32. Il est officier de police judiciaire. Il représente le parti, l'État et la région dans les actions en justice tant en demande qu'en défense. Parag.4. Attributions d'ordre administratif

33. Il veille à l'application des lois et règlements de la République, il est le responsable de la police administrative générale et des polices administratives spéciales. Il assure la tutelle de tous les agents de l'État en service dans la région ainsi que celle du personnel relevant du budget régional. Il coordonne l'ensemble des activités des services publics de l'État implantés dans la région. Il procède aux affectations du personnel de l'État mis à la disposition de la région. Il procède à la notation de tous les agents en service dans la région. Il propose au gouvernement après avis du conseil populaire de région, les noms des personnes susceptibles d'être promues à une distinction honorifique. Il préside le comité de développement régional. Il représente l'État auprès des sociétés, entreprises et établissements qui bénéficient du concours financier de l'État et dont l'activité a un caractère national.

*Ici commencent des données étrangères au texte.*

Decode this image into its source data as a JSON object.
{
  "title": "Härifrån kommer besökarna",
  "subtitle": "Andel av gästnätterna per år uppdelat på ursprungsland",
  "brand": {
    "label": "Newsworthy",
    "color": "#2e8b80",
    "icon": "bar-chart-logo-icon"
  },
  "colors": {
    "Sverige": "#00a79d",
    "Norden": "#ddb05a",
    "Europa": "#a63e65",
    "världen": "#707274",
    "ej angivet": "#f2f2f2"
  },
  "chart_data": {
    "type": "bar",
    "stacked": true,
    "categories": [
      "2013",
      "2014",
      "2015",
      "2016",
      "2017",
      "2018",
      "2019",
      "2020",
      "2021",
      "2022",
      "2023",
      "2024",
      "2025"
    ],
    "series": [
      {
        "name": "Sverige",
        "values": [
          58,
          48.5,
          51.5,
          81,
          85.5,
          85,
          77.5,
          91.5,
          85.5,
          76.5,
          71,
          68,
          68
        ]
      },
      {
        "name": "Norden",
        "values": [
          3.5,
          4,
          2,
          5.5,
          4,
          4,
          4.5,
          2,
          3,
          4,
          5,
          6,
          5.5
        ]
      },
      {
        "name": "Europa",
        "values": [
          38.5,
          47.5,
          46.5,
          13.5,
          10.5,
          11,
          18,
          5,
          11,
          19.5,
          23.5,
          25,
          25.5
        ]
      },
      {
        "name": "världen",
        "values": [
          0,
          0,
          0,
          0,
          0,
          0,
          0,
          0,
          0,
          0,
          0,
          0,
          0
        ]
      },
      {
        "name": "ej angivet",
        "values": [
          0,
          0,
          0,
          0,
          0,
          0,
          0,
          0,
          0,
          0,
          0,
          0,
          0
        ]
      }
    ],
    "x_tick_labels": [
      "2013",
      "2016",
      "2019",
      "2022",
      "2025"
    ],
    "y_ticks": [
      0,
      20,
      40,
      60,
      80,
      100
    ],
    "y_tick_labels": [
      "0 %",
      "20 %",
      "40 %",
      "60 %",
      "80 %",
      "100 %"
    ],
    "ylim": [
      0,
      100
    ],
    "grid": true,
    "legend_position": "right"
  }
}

Il assure le contrôle administratif des collectivités locales. Parag.5. Attributions relatives au budget et finances de l'État

34. Il élabore le budget de la région et le présente au conseil. Il exécute le budget après son vote par le conseil et son approbation par l'autorité de tutelle. Il recrute et révoque le personnel à la charge du budget régional dans la limite des effectifs fixés par le conseil. Il élabore la tranche régionale du budget de l'État, qui est adressée au ministre des Finances après examen du conseil. Il gère la part des crédits de la région délégués par le ministre des Finances. Il procède à la répartition entre les districts du matériel mis à la disposition de la région par l'État.

Parage 6. Le conseil populaire de district
Le conseil populaire de district dispose des pouvoirs de décision dans plusieurs domaines.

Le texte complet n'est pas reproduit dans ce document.